De vez em quando aparece alguma produção que mostra que o
cinema argentino contemporâneo é bem mais que melodramas bem-comportados
estrelados por Ricar do Darin. “Minha amiga do parque” (2015) é uma dessas
obras de exceção. O filme da atriz, roteirista e atriz Ana Katz começa de
maneira beirando o previsível, ao mostrar o cotidiano da protagonista Liz
(Julieta Zylberberg) e seu filho ainda bebê enquanto o marido está viajando a
trabalho. Aos poucos, a narrativa vai ganhando contornos de maior tensão e
mistério, principalmente no momento que entra em cena Rosa (Katz). É como se Liz
ingressasse em um universo à parte, em que as regras de convivência “civilizada”

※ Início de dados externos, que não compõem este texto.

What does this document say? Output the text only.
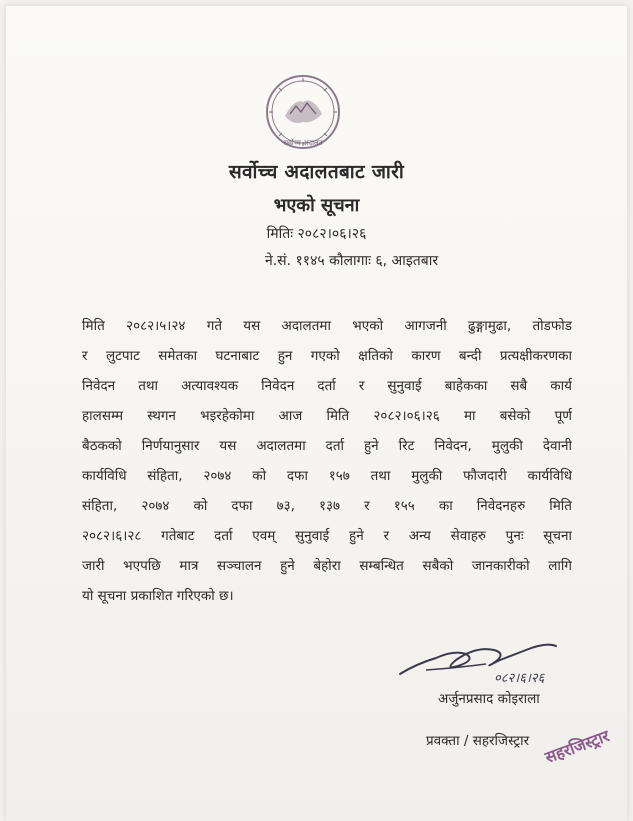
सर्वोच्च अदालत
सर्वोच्च अदालतबाट जारी
भएको सूचना
मितिः २०८२।०६।२६
ने.सं. ११४५ कौलागाः ६, आइतबार
मिति २०८२।५।२४ गते यस अदालतमा भएको आगजनी ढुङ्गामुढा, तोडफोड
र लुटपाट समेतका घटनाबाट हुन गएको क्षतिको कारण बन्दी प्रत्यक्षीकरणका
निवेदन तथा अत्यावश्यक निवेदन दर्ता र सुनुवाई बाहेकका सबै कार्य
हालसम्म स्थगन भइरहेकोमा आज मिति २०८२।०६।२६ मा बसेको पूर्ण
बैठकको निर्णयानुसार यस अदालतमा दर्ता हुने रिट निवेदन, मुलुकी देवानी
कार्यविधि संहिता, २०७४ को दफा १५७ तथा मुलुकी फौजदारी कार्यविधि
संहिता, २०७४ को दफा ७३, १३७ र १५५ का निवेदनहरु मिति
२०८२।६।२८ गतेबाट दर्ता एवम् सुनुवाई हुने र अन्य सेवाहरु पुनः सूचना
जारी भएपछि मात्र सञ्चालन हुने बेहोरा सम्बन्धित सबैको जानकारीको लागि
यो सूचना प्रकाशित गरिएको छ।
०८२।६।२६
अर्जुनप्रसाद कोइराला
प्रवक्ता / सहरजिस्ट्रार सहरजिस्ट्रार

tipicamente pequeno-burguesas se dissolvessem de forma sutil e perversa. Por
mais que os modos e atitudes atribulados de Rosa perturbem Liz, há uma
perturbadora atração dessa última por essa vida instável e mais desafiadora dos
padrões vigentes. A encenação proposta por Katz para essa intimista saga
existencial evita o óbvio e o maniqueísta, valorizando pequenos gestos e
silêncios expressivos entre as personagens. A forte densidade dramática e a
discreta ironia da trama também são valorizadas pela crueza imagética da
direção de fotografia, pelo intenso ritmo narrativo e pelas viscerais
interpretações de Katz e Zylberberg.